According to Guinness World Records, who was the first American woman to become a self-made millionaire?

And the answer: Madam CJ Walker.

Photo Courtesy: Michael Ochs Archives/Getty Images. 

Born in 1867 with the name Sarah Breedlove, Walker started her own company while in her 20s, launching a line of hair-care products for African American women. Considering the profits from her company, as well as her success in real estate throughout her life, she's considered the first American woman to become a millionaire.

Born to former slaves, Walker built her life and successes from the ground up. After being orphaned at age 7, becoming a mother at 17 and a widow by 20, Walker's early life was riddled with hardship. However, that didn't stop this future businesswoman. After moving to St. Louis with her daughter in 1887, Walker began to support herself and her family by working as a washerwoman, making $1.50 an hour. It was there that another development began to take place: Walker began to lose her hair.

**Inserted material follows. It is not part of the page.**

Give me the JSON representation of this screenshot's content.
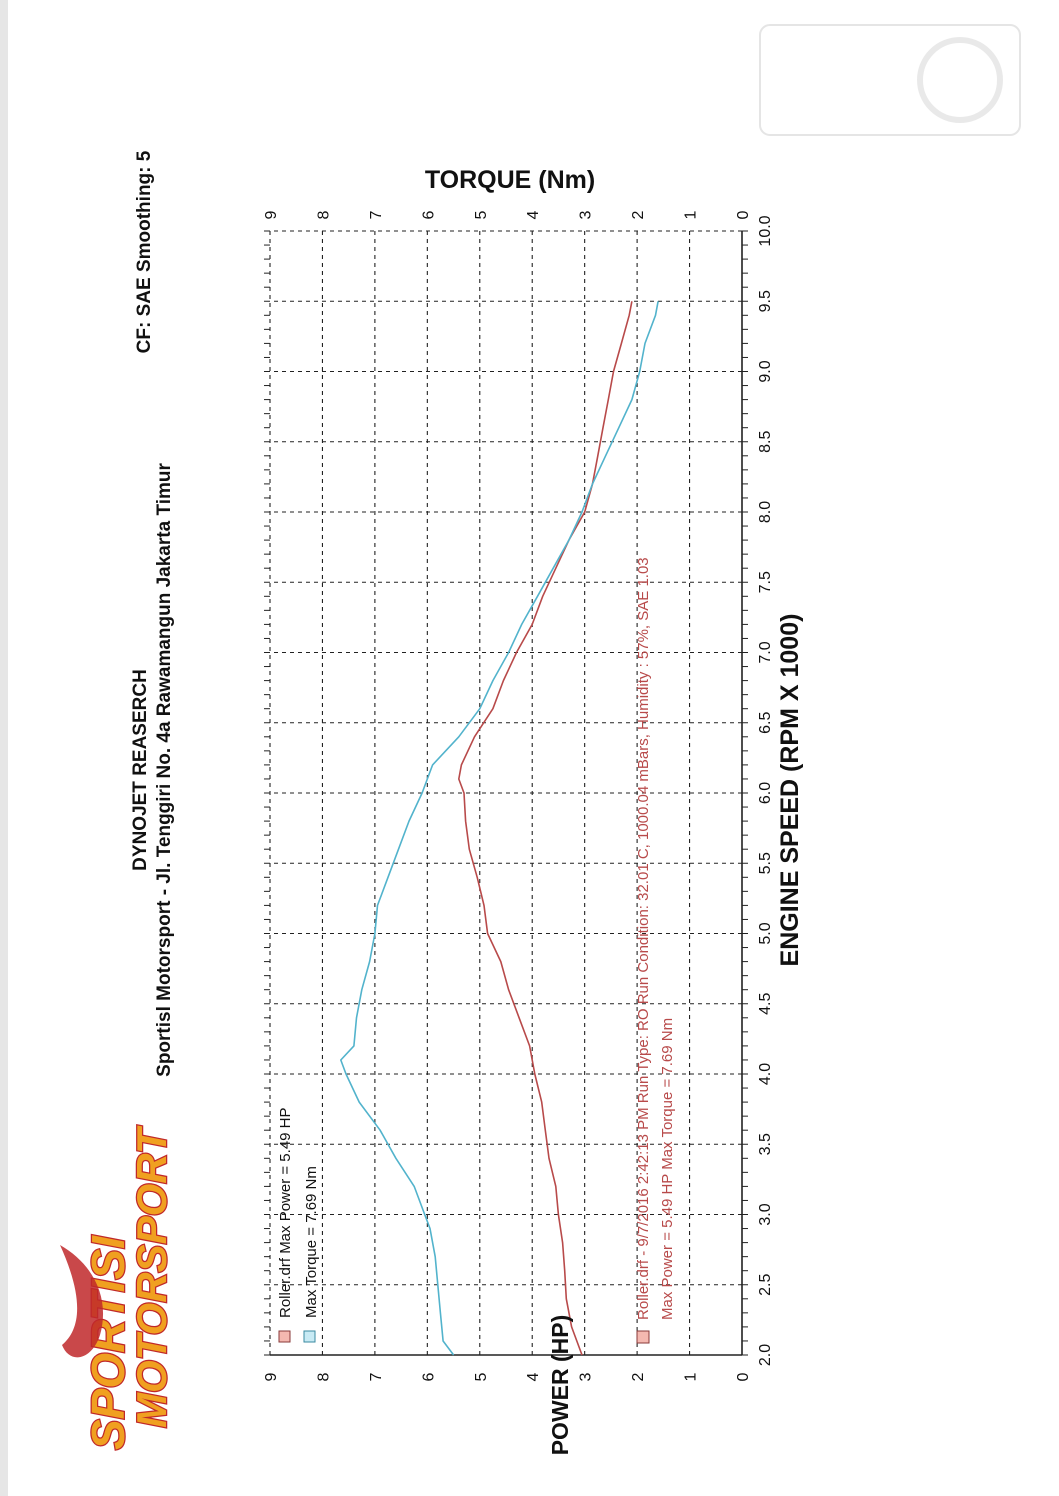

At the time, there were no hair care products on the market for white or African American women, with most women turning to home remedies for such matters. Walker began to experiment with products, soon coming up with her own remedy for her hair troubles. Interestingly, Walker claimed that the idea for her hair ointment came to her in a dream.

With the self-proved success of her product under her belt, Walker began to sell her hair elixir to the masses. With the help of her husband, she traveled door to door and town to town, teaching Black women about the wonders of hair care. At the same time her product began to take off, so too did support for her activism. The more she trained women, the more her network of Walker workers spread throughout the nation. And, with that knowledge came the spread of empowering and educational messages.

Walker went on to set up clubs and conventions with the goal of instilling self-empowerment in African American communities. Walker helped begin a narrative proving that women could make their own way, that they, too, could call the shots. In this sense, Walker's work was revolutionary.